It is vitally important that those of us who criticize central banking and endorse the private provision of commodity money understand how the Fed operates.
To that end, this out of print (1991) publication of the Federal Reserve Bank of Chicago provides an excellent summary of Fed money mechanics.
A few notes of interest: First, some of the numbers contained in this workbook (from December 1991) seem downright quaint today, e.g. the then-total M1 money stock of $898 billion has since quadrupled. Second, the workbook alludes to the now defunct broader M3 monetary base, which the Fed Board of Governors no longer compiles because “the costs of collecting the underlying data and publishing M3 outweigh the benefits.” Third, the workbook states that “unused or excess reserves earn no interest,” which is no longer the case since 2008, when the Fed starting paying interest on depository institution reserve balances.
The program of Interest payments on excess reserves (IOER) was authorized statutorily by the Financial Services Regulatory Relief Act of 2006 (with the effective date for beginning such payments changed from 2011 to 2008 by the Emergency Economic Stabilization Act of 2008).
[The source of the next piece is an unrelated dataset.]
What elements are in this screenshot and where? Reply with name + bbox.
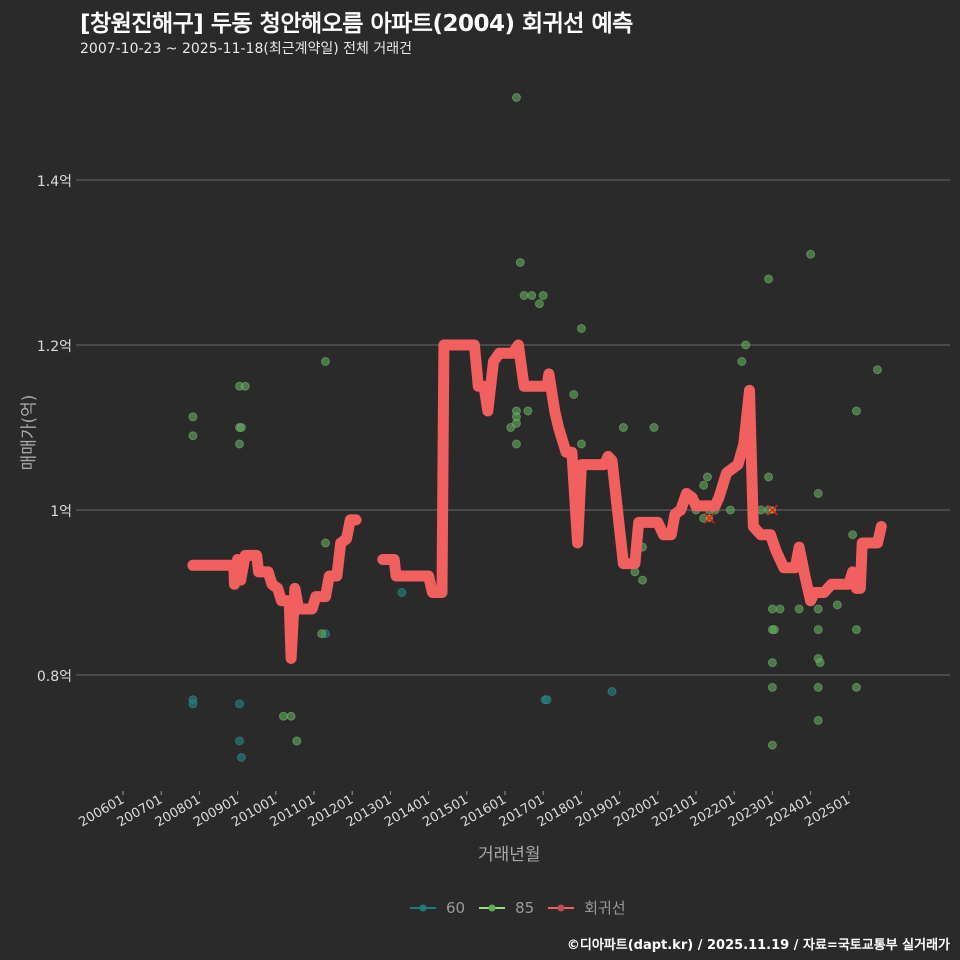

These interest payments (currently .25%) create a de facto floor for interbank lending, i.e. the Fed Funds rate. Yet even a zero Fed Funds rate—and ZIRP is the unspoken Fed policy—doesn’t change the fact that banks cannot lend reserves to commercial nonbank customers. Banks are capital constrained, not reserved constrained. And they are cautious in an era of virtually no real economic growth and limited creditworthiness among borrowers. This is why all of the Fed’s enormous expansion of the monetary base since 2008 has done little to spur lending in the general economy. Finally, the links to illustrations appear to be broken, but this html file still reads better than some of the PDF versions floating around.
From the introduction:
The purpose of this booklet is to describe the basic process of money creation in a “fractional reserve” banking system. The approach taken illustrates the changes in bank balance sheets that occur when deposits in banks change as a result of monetary action by the Federal Reserve System - the central bank of the United States. The relationships shown are based on simplifying assumptions. For the sake of simplicity, the relationships are shown as if they were mechanical, but they are not, as is described later in the booklet. Thus, they should not be interpreted to imply a close and predictable relationship between a specific central bank transaction and the quantity of money. The introductory pages contain a brief general description of the characteristics of money and how the U.S. money system works. The illustrations in the following two sections describe two processes: first, how bank deposits expand or contract in response to changes in the amount of reserves supplied by the central bank; and second, how those reserves are affected by both Federal Reserve actions and other factors. A final section deals with some of the elements that modify, at least in the short run, the simple mechanical relationship between bank reserves and deposit money.